A somewhat related situation occurred after white Dallas Mavericks owner Mark Cuban in an interview at Inc. magazine’s convention (May 23, 2014) stated, “I know I'm prejudiced, and I know I'm bigoted in a lot of different ways… “If I see a black kid in a hoodie on my side of the street, I'll move to the other side of the street. If I see a white guy with a shaved head and tattoos (on the side he now is on), I'll move back to the other side of the street. None of us have pure thoughts; we all live in glass houses."  [see "Niggas vs. Black People, " a famous Chris Rock  stand-up comedy routine whose remarks were very similar to Cuban’s.]
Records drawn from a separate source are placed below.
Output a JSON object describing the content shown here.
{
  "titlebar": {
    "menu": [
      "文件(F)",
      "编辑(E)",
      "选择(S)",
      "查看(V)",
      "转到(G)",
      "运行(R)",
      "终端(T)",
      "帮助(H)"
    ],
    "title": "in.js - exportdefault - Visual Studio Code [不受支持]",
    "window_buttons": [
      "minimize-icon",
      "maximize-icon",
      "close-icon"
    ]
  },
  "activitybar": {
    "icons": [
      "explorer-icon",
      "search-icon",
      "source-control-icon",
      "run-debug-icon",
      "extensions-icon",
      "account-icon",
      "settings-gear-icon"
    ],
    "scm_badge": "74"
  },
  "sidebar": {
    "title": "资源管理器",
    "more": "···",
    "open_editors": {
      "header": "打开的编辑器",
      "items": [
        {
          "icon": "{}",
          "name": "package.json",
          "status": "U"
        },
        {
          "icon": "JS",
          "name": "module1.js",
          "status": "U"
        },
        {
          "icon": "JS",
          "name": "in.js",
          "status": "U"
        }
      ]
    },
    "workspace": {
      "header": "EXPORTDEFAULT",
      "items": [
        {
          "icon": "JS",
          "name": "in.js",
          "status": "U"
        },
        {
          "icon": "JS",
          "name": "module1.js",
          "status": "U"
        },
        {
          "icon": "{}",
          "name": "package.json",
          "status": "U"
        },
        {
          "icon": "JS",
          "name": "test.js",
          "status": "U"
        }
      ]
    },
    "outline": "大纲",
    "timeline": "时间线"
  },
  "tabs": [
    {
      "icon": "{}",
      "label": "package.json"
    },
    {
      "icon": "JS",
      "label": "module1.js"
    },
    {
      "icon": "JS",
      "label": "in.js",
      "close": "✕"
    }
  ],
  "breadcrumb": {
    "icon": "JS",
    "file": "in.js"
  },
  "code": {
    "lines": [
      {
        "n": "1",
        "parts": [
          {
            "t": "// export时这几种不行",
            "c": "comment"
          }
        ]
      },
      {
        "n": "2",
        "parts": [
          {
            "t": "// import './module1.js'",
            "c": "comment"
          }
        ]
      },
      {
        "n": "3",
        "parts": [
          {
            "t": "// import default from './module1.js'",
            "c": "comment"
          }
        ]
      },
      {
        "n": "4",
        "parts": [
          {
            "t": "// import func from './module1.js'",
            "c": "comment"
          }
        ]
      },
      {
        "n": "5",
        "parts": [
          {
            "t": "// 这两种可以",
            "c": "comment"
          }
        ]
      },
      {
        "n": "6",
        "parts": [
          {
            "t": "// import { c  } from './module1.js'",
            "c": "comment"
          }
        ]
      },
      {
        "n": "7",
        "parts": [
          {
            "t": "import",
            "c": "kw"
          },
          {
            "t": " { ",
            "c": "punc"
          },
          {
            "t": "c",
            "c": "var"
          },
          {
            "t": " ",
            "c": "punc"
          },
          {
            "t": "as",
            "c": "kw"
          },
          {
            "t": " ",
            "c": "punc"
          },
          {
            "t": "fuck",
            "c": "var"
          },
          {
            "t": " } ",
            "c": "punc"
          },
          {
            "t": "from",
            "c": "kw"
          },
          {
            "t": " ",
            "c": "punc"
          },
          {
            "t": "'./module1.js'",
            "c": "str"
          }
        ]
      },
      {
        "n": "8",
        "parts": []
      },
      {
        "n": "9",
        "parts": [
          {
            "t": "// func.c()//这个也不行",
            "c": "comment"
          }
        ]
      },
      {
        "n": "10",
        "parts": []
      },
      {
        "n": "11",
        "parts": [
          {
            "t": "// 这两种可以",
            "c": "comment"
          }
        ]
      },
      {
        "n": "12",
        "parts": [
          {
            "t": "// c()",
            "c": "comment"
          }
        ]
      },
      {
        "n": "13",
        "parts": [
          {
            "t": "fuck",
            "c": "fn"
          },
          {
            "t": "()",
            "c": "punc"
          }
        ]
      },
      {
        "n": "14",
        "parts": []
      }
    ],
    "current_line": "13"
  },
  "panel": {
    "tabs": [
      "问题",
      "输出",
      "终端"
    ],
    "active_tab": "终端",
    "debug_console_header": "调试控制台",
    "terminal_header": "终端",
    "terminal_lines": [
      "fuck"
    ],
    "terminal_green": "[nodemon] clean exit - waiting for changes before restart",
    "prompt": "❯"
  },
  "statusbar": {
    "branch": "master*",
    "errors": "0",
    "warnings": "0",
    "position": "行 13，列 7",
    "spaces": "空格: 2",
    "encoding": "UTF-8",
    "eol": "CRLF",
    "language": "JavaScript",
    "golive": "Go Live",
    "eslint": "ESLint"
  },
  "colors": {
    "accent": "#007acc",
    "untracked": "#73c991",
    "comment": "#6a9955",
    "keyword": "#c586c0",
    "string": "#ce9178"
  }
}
When Mark Cuban suffered inevitable character assassination for an honest race-oriented, politically incorrect statement, Stephen A. Smith, a black sports commentator, sprang to his defense: “We want to pounce on him making this statement and alluding that black folks are talking about somebody in a hoodie that happens to be black… He talked about the prejudices that exist in all spectrums by all of us. Are we going to sit here and literally act like we don’t have any prejudices?” 

What next?  You guessed it.  Smith told ESPN’s “First Take” that after his Mark Cuban-supportive remarks had percolated through the communities he started hearing: “Stephen A. Smith is a sellout; Stephen A. Smith is an Uncle Tom; Stephen A. Smith ain’t black; You ain’t one of us.”  The courageous Smith then added: “But when I say I don’t give a damn, I can’t even emphasize, that does it no justice. I don’t care who in the black community disagrees with me. I’m not interested in their disagreement on this particular issue because they are not looking at the bigger picture.”

So there you have it.  The most extraordinary racial shame of America is the shunning and slandering that black people suffer whenever they say something from the heart that is at odds with race-based orthodoxy.  As the United Negro College Fund advised us beginning in 1972, "A mind is a terrible thing to waste."  To that I add: There is no greater slavery than slavery of the mind.